En faire plus pour les itinérants en ces temps de pandémie

VANCOUVER — Les responsables de la santé publique au Canada doivent en faire plus aujourd’hui pour aider les personnes en situation d’itinérance, alors que les campements de tentes et les refuges de fortune à l’extérieur poussent comme des champignons dans certaines villes, estiment des défenseurs des sans-abri.

Cet appel à l’aide est lancé alors que des métropoles tentent de trouver des solutions adéquates pour héberger les itinérants en cette période de pandémie — et de distanciation sociale.

Quatorze personnes ont été arrêtées à Vancouver, dimanche, pour introduction par effraction, à l’école primaire Lord Strathcona, dans le «quartier chaud» du Downtown Eastside de Vancouver.

Un groupe qui se fait appeler la «Red Braid Alliance» faisait partie de cette manifestation de squatteurs qui voulait dénoncer la pénurie de logements sociaux.

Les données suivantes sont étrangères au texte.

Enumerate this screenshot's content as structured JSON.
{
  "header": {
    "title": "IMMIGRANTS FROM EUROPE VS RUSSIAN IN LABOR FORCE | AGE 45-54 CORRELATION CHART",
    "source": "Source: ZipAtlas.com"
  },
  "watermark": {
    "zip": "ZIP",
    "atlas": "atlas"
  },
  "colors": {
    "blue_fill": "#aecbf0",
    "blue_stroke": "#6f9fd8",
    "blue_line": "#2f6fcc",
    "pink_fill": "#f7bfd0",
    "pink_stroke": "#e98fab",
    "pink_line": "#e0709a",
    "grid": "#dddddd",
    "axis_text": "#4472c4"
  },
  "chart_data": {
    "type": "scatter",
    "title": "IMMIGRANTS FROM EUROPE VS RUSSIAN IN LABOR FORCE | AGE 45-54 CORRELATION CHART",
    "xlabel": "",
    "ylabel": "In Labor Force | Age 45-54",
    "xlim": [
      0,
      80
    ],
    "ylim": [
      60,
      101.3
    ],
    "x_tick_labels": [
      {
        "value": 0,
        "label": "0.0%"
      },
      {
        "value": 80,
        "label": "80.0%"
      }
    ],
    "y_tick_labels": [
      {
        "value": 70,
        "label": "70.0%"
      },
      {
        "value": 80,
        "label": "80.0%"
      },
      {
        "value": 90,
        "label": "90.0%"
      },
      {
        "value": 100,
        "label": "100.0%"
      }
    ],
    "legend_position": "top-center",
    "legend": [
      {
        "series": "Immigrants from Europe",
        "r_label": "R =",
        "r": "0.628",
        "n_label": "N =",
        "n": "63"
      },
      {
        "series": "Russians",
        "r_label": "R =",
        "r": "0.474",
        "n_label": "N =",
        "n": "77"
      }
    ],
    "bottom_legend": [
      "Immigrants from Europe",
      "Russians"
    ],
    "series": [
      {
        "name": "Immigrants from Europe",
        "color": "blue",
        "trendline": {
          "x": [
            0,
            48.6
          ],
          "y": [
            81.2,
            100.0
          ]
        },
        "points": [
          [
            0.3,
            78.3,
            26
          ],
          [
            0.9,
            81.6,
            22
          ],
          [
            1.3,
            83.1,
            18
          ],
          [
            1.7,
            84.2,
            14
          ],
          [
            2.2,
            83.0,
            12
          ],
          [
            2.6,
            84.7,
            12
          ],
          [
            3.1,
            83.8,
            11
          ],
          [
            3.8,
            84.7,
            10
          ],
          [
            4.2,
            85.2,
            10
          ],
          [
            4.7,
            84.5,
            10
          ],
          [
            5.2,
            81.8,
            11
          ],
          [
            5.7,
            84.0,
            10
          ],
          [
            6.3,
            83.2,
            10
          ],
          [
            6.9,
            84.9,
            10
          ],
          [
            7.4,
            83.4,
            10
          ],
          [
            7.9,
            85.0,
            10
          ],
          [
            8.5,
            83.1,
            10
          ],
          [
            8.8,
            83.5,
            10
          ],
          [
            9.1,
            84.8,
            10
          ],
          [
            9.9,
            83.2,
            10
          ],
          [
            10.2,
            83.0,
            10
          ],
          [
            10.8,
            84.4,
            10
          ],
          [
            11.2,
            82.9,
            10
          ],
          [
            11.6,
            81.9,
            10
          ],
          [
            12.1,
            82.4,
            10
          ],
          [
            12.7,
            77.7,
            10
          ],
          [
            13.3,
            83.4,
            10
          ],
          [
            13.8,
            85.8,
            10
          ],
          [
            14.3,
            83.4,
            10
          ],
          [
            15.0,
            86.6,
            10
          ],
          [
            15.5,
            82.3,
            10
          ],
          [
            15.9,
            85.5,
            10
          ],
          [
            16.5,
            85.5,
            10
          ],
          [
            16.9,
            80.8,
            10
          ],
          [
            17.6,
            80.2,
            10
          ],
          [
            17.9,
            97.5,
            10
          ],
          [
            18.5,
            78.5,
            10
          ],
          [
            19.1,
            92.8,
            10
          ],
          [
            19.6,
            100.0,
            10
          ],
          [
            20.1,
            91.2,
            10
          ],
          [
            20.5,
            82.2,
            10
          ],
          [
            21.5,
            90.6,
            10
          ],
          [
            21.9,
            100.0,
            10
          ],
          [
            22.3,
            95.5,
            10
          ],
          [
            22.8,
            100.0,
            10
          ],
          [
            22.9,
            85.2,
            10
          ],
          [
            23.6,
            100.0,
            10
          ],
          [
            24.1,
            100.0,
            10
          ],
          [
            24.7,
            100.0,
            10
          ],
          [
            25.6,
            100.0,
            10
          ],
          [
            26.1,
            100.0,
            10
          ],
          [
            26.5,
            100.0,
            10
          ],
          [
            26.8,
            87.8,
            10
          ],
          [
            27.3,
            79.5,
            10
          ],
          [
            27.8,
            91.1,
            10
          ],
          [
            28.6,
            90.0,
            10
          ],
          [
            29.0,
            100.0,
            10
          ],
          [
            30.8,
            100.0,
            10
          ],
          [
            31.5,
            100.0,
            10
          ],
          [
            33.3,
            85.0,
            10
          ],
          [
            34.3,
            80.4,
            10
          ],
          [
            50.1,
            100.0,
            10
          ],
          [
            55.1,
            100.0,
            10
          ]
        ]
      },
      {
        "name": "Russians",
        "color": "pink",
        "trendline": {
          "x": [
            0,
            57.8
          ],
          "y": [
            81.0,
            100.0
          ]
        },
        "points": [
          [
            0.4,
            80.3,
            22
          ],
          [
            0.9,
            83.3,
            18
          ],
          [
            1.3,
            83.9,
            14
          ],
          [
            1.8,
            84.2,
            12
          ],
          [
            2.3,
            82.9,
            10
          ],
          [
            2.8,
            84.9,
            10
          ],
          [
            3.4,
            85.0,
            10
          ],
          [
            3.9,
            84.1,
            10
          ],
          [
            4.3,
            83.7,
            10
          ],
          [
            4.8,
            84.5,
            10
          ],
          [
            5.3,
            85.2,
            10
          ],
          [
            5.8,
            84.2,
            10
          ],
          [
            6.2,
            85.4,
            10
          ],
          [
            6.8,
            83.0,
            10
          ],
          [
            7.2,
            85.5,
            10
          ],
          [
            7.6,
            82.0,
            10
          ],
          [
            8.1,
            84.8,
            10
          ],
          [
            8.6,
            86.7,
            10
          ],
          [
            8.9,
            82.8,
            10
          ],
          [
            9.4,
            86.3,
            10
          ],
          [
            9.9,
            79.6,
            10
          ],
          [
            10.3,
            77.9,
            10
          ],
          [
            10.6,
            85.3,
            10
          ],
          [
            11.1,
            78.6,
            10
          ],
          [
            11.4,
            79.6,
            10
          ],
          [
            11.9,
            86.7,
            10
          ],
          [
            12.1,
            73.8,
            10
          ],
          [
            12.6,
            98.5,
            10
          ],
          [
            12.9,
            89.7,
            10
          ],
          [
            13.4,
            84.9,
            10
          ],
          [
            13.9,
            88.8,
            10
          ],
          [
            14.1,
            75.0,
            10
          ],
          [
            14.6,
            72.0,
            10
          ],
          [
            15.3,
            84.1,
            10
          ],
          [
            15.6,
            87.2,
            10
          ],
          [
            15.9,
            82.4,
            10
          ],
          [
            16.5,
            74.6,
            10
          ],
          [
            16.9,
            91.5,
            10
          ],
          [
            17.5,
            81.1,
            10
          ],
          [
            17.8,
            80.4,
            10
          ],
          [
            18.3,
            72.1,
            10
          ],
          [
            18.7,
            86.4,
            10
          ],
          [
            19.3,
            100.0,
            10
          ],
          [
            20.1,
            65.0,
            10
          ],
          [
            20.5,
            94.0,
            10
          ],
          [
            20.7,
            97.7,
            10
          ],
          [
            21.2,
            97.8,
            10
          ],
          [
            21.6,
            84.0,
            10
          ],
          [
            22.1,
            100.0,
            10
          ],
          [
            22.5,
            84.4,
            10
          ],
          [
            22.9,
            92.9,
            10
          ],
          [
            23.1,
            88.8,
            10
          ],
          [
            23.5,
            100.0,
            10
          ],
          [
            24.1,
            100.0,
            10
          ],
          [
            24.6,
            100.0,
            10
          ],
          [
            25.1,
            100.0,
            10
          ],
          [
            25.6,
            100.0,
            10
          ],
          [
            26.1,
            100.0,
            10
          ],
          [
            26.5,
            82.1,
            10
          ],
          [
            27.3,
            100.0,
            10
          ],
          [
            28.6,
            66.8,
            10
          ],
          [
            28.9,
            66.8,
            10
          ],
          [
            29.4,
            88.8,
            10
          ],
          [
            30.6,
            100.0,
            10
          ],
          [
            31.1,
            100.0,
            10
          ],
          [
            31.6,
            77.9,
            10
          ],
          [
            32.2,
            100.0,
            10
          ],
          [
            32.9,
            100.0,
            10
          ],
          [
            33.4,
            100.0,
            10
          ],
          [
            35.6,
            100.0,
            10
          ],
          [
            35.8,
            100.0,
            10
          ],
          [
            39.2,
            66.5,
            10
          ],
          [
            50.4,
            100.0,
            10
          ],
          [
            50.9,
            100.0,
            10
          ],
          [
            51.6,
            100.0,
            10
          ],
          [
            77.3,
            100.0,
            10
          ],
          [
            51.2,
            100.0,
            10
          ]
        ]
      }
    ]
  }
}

Mais Listen Chen, membre de l’Alliance, ne s’attend pas à ce que la Ville s’attaque vraiment aux problèmes vécus par les sans-abri.

«La Ville et la province ont toutes deux les pouvoirs d’urgence pour réquisitionner chaque chambre d’hôtel vide de Vancouver et pour héberger les gens», a-t-elle dit. «La Ville de Vancouver négocie avec des propriétaires pour ouvrir des logements, mais je ne m’attends pas à ce que les propriétaires d’hôtels fassent la queue pour ouvrir leurs chambres à une population stigmatisée.»

Ces «villages de tentes» refont leur apparition dès que les sans-abri se sentent en danger, comme pendant cette pandémie de COVID-19, explique Tim Richter, président de l’Alliance canadienne pour mettre fin à l’itinérance. «S’ils ne veulent pas de squatteurs, s’ils ne veulent pas une augmentation des campements de tentes, alors il doit y avoir dès maintenant une réponse bien meilleure et plus sûre à l’itinérance», estime M. Richter en entrevue. «Les mesures de protection recommandées par la santé publique pour tous les autres Canadiens doivent être en place aussi pour les personnes sans abri.»

Des facteurs de risque particuliers

La Ville de Victoria a demandé au gouvernement de la Colombie-Britannique de réquisitionner ses hôtels vides afin de loger des itinérants. À Vancouver, un camp de fortune au parc Oppenheimer accueille maintenant une centaine d’itinérants, et les résidents riverains sont préoccupés par la violence qui sévit selon eux dans leur parc.

Les facteurs de risque des personnes en situation d’itinérance sont différents de ceux des autres citoyens, notamment les problèmes respiratoires sous-jacents et une mauvaise santé en général, rappelle M. Richter. Ce qui augmente considérablement les risques qu’une épidémie de COVID-19 se propage comme une traînée de poudre dans ces campements.

«Le fait que tant de gens soient exposés à un risque élevé de contracter cette maladie sans autre raison qu’un manque de logement et un accès à des soins de santé adéquats, ça en dit long sur l’urgence criante en matière de logement dans ce pays», conclut M. Richter.

L’hygiéniste en chef de la Colombie-Britannique, Bonnie Henry, soutient qu’elle est bien consciente du problème. «Nous sommes confrontés à deux urgences: une crise des surdoses (…) aggravée par les restrictions pour faire face à la pandémie», admettait-elle lundi en conférence de presse.

La province a créé la semaine dernière une équipe interministérielle, dirigée par le ministre du Développement social et de la Réduction de la pauvreté, Shane Simpson, afin de trouver des solutions de logement. La docteure Henry et le ministre Simpson prévoient une annonce sur le logement dans les prochains jours.